Pourquoi les Anglais ont-ils subitement délaissé le café pour le thé, au milieu du 19ème siècle ? Peut-être parce que les aristocrates ne voulaient plus se mélanger au « peuple » dans les coffee shops. Peut-être parce que le flegme britannique s’accommodait davantage d’une tasse de thé au coin du feu que d’un expresso nettement plus excitant. Sans doute parce que la Compagnie des Indes Orientales, leur principal fournisseur de café, préféra importer du thé. Et à coup sûr parce qu’ils préparaient bizarrement leurs Moments Café : le café était systématiquement bouilli et servi non pas avec du sucre… mais avec de la moutarde ! Dans ces conditions, continuer à en boire eut été héroïque…
Continental breakfast
Si les Britanniques ne consomment que 2,3 kg de café par an et par habitant (et à 80% sous forme soluble, ceci expliquant cela…), en revanche ils sont les rois du thé, avec un minimum de 2.000 tasses par an et par personne ! Peu amateurs d’expressos, certains apprécient néanmoins un café au lait (très délayé) pour le petit-déjeuner. Ah, le breakfast anglais… L’un des deux grands moments gourmands de leur journée, avec le tea time de 17h. Œufs, jambons, haricots, saucisses, poisson fumé, toasts, céréales (et un grand mug de thé bien noir, comme le Blue Breakfast, le Yunnan ou le Ceylan Radella de Café Privilège) le matin. Mais attention : on ne plaisante pas avec la présentation du plateau du petit-déjeuner. Selon un célèbre majordome anglais, James de Coquet, « la tasse doit occuper l’angle avant droit, (…) la théière à l’arrière. A leur gauche, le beurrier et le confiturier. A l’extrême gauche, le pot au lait ou le porte-citron, le sucrier et le pot d’eau bouillante.
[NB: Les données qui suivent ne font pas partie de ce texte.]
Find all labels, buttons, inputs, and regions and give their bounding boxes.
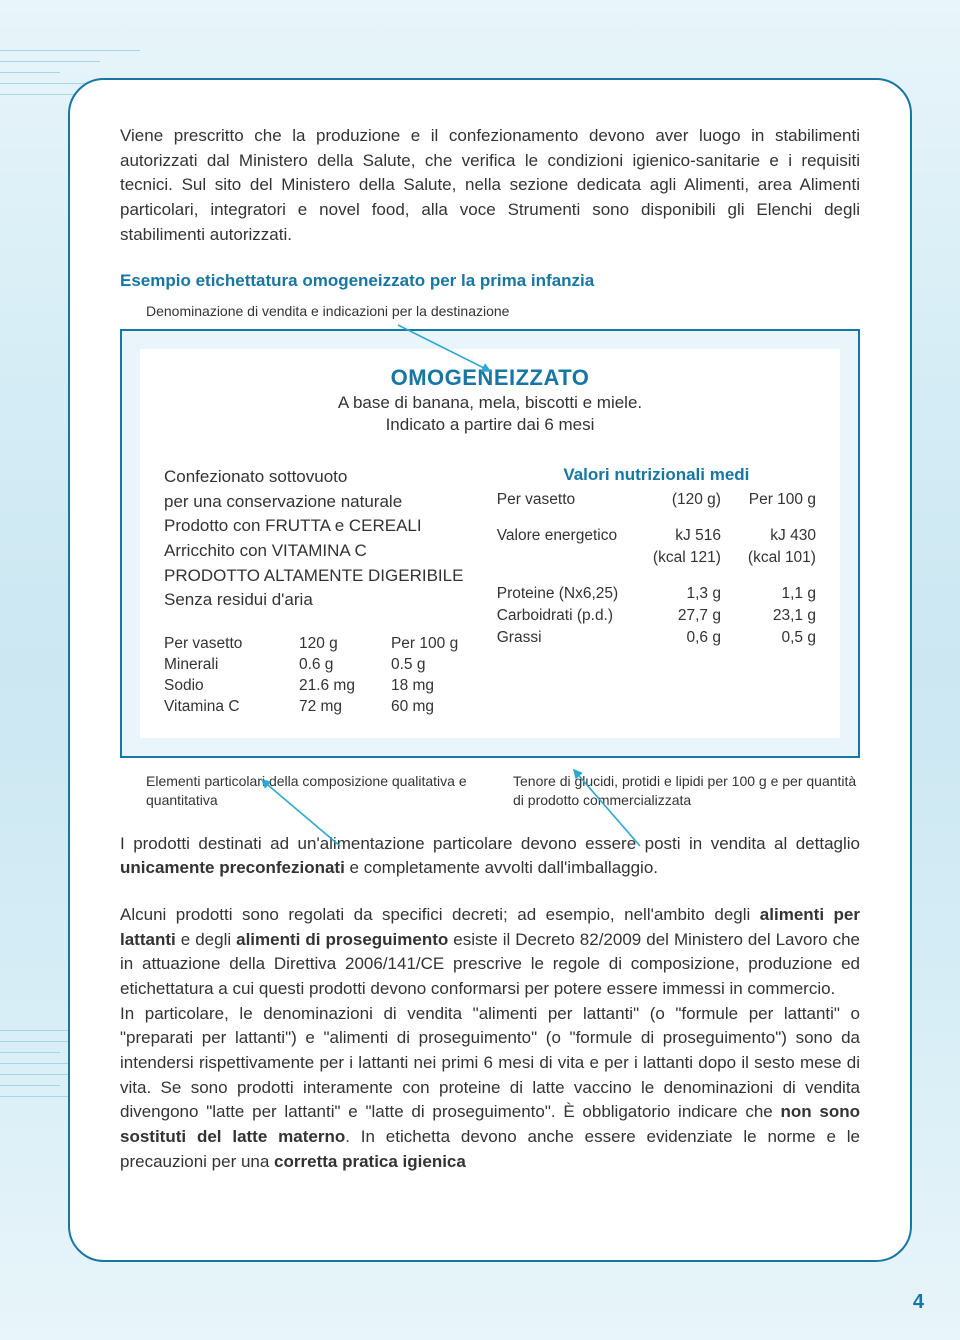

Et sous la tasse à thé, une petite assiette pour beurrer et garnir vos tartines ». So chic !
Five o’clock tea
Encore plus raffiné, le five o’clock tea, plus raffiné, s’accompagne de muffins, scones, cakes et petits sandwichs au concombre – c’est l’heure où l’on savoure un thé plus parfumé et plus original, par exemple le Prince Dharma (légèrement anisé et épicé), le Darjeeling Makaïbari (aux fruits noirs) ou bien sûr le traditionnel Royal Earl Grey. On raconte que cette tradition du five o’clock tea a été initiée par la duchesse de Bedford (1788-1861) : souffrant toujours d’un petit creux l’après-midi, elle prit l’habitude d’inviter ses amis à prendre le thé vers 17h. – ces rendez-vous gourmands eurent tant de succès qu’ils devinrent au fil des ans l’une des caractéristiques principales de la vie quotidienne britannique. En règle générale, la première théière était jadis préparée dans la cuisine puis apportée à la maîtresse de maison qui conversait dans le salon avec ses invités. Le thé contenu dans le premier récipient était ensuite versé dans une seconde théière en argent, posée au-dessus d’une petite flamme, permettant de le garder bien chaud. Et pour un Moment Café ou Thé so british, faites comme Elisabeth II le jour de son couronnement : exigez avec une tasse de votre boisson préférée, le numéro du Times du jour !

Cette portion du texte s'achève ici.